Book Three Days at Camp David

    Book Details:
  • Author : Jeffrey E. Garten
  • Publisher : HarperCollins
  • Release : 2021-07-06
  • ISBN : 006288770X
  • Pages : 432 pages

Download or read book Three Days at Camp David written by Jeffrey E. Garten and published by HarperCollins. This book was released on 2021-07-06 with total page 432 pages. Available in PDF, EPUB and Kindle. Book excerpt: The former dean of the Yale School of Management and Undersecretary of Commerce in the Clinton administration chronicles the 1971 August meeting at Camp David, where President Nixon unilaterally ended the last vestiges of the gold standard—breaking the link between gold and the dollar—transforming the entire global monetary system. Over the course of three days—from August 13 to 15, 1971—at a secret meeting at Camp David, President Richard Nixon and his brain trust changed the course of history. Before that weekend, all national currencies were valued to the U.S. dollar, which was convertible to gold at a fixed rate. That system, established by the Bretton Woods Agreement at the end of World War II, was the foundation of the international monetary system that helped fuel the greatest expansion of middle-class prosperity the world has ever seen. In making his decision, Nixon shocked world leaders, bankers, investors, traders and everyone involved in global finance. Jeffrey E. Garten argues that many of the roots of America’s dramatic retrenchment in world affairs began with that momentous event that was an admission that America could no longer afford to uphold the global monetary system. It opened the way for massive market instability and speculation that has plagued the world economy ever since, but at the same time it made possible the gigantic expansion of trade and investment across borders which created our modern era of once unimaginable progress. Based on extensive historical research and interviews with several participants at Camp David, and informed by Garten’s own insights from positions in four presidential administrations and on Wall Street, Three Days at Camp David chronicles this critical turning point, analyzes its impact on the American economy and world markets, and explores its ramifications now and for the future.

Book Gavrilo Princip

    Book Details:
  • Author : Peter Villiers
  • Publisher :
  • Release : 2010
  • ISBN : 9780956621108
  • Pages : 240 pages

Download or read book Gavrilo Princip written by Peter Villiers and published by . This book was released on 2010 with total page 240 pages. Available in PDF, EPUB and Kindle. Book excerpt: The Archduke Franz Ferdinand of Austria was shot dead, with his wife, in Sarajevo on 28 June 1914-a murder that could easily have been prevented.
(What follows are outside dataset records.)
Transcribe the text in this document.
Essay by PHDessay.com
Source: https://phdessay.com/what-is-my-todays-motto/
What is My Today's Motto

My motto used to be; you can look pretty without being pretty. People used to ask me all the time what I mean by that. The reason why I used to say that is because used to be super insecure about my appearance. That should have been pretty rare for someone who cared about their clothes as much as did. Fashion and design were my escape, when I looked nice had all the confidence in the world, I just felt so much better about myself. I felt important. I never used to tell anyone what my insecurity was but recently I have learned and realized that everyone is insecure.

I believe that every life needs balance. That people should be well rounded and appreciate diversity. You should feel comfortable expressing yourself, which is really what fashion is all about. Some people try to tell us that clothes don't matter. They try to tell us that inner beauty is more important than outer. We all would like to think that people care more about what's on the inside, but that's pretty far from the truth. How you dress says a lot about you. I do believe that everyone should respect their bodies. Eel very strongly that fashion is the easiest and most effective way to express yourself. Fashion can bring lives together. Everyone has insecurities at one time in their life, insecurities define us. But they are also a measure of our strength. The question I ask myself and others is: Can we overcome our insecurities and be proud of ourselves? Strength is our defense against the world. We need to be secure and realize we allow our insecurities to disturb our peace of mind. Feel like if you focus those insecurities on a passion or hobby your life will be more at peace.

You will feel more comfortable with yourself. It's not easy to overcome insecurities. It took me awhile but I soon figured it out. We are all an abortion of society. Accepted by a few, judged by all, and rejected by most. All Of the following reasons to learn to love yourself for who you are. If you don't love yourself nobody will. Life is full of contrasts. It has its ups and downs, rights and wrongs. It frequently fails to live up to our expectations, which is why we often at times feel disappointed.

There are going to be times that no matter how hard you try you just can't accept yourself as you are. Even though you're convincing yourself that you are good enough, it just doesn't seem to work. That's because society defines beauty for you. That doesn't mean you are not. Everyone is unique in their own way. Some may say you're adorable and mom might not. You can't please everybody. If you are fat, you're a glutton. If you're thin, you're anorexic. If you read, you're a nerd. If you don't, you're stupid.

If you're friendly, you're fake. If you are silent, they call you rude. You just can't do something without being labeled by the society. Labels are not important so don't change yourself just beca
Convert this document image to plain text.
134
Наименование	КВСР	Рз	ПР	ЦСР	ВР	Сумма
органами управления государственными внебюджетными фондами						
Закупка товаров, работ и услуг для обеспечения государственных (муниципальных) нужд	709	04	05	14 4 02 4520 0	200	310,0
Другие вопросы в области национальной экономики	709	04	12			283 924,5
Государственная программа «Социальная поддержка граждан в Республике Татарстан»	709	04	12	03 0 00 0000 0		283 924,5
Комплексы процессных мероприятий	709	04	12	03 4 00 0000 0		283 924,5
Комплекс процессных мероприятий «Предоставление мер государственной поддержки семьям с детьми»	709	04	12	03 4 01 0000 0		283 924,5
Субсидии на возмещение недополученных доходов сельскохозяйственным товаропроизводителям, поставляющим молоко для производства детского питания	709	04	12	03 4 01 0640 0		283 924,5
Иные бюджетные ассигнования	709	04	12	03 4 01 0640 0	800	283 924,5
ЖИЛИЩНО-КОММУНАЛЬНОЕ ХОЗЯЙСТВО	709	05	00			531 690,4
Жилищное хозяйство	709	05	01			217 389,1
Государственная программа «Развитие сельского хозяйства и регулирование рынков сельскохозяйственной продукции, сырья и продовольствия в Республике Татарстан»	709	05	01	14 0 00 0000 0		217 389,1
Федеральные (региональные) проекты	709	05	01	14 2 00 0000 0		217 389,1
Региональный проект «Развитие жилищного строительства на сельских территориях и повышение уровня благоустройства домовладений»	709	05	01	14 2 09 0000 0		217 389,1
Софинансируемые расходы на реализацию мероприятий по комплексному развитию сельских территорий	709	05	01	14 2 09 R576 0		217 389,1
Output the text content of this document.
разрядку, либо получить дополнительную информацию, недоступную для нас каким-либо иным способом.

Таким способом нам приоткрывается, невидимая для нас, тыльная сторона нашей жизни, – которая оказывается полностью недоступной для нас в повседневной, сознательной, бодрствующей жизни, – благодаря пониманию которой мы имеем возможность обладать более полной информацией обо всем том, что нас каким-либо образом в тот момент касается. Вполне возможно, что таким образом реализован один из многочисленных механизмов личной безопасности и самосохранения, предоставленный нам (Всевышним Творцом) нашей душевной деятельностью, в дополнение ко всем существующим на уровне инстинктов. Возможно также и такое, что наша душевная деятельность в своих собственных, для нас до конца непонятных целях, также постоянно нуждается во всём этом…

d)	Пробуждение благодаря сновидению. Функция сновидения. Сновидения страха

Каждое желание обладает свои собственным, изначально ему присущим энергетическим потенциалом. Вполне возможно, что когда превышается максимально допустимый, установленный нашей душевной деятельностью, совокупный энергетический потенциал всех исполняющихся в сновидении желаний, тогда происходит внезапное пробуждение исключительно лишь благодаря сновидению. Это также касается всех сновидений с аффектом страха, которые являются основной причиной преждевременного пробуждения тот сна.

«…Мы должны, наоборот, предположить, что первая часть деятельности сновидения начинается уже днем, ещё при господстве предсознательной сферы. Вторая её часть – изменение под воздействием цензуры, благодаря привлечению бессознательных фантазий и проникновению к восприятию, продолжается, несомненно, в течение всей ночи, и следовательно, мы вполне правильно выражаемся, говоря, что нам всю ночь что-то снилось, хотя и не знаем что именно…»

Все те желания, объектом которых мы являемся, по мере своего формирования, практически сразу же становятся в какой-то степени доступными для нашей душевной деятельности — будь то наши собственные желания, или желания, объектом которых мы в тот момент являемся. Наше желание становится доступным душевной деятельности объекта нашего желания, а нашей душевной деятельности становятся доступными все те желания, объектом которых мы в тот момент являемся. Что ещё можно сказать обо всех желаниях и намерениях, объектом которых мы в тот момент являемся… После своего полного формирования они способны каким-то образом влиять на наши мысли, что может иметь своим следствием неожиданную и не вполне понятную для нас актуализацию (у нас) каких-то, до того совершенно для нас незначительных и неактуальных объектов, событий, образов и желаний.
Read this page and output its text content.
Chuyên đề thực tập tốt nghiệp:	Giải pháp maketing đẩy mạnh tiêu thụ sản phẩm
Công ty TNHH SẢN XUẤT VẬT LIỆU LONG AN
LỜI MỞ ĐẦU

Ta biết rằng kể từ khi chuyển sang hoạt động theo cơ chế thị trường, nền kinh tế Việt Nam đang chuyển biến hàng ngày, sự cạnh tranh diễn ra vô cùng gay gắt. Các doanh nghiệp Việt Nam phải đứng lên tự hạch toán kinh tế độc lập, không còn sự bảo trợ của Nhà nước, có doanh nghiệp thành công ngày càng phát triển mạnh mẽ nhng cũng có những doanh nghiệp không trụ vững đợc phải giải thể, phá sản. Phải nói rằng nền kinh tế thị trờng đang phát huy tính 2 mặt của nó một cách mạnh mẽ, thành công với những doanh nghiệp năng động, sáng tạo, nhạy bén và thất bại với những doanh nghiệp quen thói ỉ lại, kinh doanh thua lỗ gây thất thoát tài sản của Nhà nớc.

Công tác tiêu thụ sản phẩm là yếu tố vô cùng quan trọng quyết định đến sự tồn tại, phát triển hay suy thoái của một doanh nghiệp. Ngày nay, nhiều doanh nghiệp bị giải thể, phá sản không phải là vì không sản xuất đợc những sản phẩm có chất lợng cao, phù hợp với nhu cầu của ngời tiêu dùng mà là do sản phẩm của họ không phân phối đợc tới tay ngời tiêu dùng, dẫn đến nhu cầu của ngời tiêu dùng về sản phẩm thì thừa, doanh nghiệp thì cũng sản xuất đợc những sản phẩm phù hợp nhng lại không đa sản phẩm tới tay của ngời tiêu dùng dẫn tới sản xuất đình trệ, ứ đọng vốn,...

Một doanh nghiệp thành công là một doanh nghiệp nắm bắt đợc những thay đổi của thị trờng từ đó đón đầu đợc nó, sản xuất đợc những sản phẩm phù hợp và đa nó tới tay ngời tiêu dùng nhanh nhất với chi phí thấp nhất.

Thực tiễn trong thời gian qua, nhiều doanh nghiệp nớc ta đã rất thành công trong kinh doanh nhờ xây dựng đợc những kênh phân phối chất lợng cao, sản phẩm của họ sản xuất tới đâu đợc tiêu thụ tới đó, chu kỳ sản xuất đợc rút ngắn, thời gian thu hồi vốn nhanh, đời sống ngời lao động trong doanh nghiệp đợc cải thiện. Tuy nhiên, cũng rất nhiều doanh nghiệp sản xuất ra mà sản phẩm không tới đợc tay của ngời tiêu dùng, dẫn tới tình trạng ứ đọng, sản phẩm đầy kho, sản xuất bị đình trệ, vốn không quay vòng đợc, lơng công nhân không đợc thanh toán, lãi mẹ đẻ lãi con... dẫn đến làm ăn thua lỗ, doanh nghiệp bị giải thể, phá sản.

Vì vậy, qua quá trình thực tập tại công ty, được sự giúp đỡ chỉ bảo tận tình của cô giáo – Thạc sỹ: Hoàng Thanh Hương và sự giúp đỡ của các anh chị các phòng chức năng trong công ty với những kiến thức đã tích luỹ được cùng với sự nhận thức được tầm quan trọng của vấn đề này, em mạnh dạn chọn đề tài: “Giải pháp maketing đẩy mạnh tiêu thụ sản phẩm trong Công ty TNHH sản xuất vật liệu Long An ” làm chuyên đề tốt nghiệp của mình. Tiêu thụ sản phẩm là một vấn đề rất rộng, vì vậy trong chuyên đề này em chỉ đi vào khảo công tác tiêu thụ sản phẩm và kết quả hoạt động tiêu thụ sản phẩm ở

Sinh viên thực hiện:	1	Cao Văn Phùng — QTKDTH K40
The First World War followed one month later. Who was the assassin, and what was his connexion to the Black Hand? What was the role played by the director of Serbian military intelligence, Colonel Apis; and what happened to the assassins? The shooting of an obscure Archduke in the Balkans led to the death of millions and the destruction of four empires. Why? And how is Princip a figure for our times?